By the Court.Judgment affirmed.


[1] Wis. Const. art. I, sec. 7.

[2] The confrontation clause of the sixth amendment applies to the states through the fourteenth amendment, Pointer v. Texas (1965), 380 U.S. 400, 85 Sup. Ct. 1065, 13 L. Ed. 2d 923.

[3] Sec. 885.31, Stats.; see also: Annot. (1945), 159 A. L. R. 1240; 23 C. J. S., Criminal Law, p. 1060, sec. 1003; 29 Am. Jur. 2d, Evidence, p. 820, sec. 749; McCormick, Evidence (hornbook series), p. 483, sec. 231; 5 Wigmore, Evidence (3d ed.), p. 127, sec. 1396.

[4] (1967), 35 Wis. 2d 159, 167, 150 N.W.2d 370.

[5] See State v. La Fernier (1969), 44 Wis. 2d 440, 171 N.W.2d 408, distinguishing Inda v. State (1929), 198 Wis. 557, 224 N.W. 733, and Barber v. Page (1968), 390 U.S. 719, 88 Sup. Ct. 1318, 20 L. Ed. 2d 255.

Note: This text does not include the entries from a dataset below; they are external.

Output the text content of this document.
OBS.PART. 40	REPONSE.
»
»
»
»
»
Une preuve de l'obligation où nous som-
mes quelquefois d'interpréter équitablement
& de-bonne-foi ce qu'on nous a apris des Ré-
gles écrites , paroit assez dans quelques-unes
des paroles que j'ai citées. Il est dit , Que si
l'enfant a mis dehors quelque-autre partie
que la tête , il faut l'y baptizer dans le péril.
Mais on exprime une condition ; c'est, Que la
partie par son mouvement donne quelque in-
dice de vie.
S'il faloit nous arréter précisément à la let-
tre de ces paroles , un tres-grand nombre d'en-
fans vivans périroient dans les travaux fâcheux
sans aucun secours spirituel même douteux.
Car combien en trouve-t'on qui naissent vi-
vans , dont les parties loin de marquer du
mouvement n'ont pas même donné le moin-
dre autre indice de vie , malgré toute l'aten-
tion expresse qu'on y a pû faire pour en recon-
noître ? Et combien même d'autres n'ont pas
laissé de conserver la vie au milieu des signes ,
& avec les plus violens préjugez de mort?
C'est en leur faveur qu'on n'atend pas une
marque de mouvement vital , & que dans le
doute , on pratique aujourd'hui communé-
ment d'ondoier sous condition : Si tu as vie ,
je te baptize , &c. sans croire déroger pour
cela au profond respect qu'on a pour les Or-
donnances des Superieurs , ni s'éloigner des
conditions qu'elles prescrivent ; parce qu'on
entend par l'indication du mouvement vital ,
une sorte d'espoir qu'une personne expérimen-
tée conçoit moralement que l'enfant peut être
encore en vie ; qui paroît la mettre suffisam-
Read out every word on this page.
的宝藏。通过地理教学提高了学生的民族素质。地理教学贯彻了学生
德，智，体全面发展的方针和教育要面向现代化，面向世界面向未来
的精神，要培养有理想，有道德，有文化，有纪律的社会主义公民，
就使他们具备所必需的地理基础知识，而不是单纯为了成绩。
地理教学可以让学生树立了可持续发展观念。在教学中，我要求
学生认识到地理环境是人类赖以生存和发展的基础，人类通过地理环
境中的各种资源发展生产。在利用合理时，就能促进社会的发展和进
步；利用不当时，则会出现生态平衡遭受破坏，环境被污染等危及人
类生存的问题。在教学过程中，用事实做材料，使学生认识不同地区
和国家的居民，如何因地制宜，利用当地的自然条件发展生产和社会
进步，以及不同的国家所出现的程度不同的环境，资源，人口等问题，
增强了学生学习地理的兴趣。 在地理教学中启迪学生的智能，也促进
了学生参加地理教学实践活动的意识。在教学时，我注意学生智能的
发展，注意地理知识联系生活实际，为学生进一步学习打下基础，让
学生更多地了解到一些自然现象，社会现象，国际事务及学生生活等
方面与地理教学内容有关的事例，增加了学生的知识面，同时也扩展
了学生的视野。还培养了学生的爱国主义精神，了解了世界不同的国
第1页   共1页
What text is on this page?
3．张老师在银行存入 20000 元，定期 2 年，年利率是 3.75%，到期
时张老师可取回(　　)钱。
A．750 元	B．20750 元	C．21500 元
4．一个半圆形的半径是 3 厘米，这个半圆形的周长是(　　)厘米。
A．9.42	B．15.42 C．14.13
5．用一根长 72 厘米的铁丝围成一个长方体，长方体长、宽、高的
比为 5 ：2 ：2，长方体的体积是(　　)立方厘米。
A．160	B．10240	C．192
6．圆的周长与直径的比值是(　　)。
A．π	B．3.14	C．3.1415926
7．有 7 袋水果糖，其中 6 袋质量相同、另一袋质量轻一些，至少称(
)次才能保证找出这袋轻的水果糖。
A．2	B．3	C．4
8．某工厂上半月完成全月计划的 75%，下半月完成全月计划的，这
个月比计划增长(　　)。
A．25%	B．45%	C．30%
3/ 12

[6] Taylor v. State (1971), 52 Wis. 2d 453, 457, 190 N.W.2d 208.

[7] Elam v. State (1971), 50 Wis. 2d 383, 184 N.W.2d 176; State v. Moffett (1970), 46 Wis. 2d 164, 174 N.W.2d 263.

[8] Milburn v. State (1971), 50 Wis. 2d 53, 183 N.W.2d 70.

[9] The American Law Institute, Model Penal Code (Proposed Official Draft, May 4, 1962), p. 66, sec. 4.01, adopted as an option in Wisconsin in State v. Shoffner (1966), 31 Wis. 2d 412, 143 N.W.2d 458.

[10] State v. Hebard (1971), 50 Wis. 2d 408, 422, 184 N.W.2d 156.

[11] State v. Dombrowski (1969), 44 Wis. 2d 486, 171 N.W.2d 349.

[12] State v. Heidelbach (1971), 49 Wis. 2d 350, 360, 182 N.W.2d 497.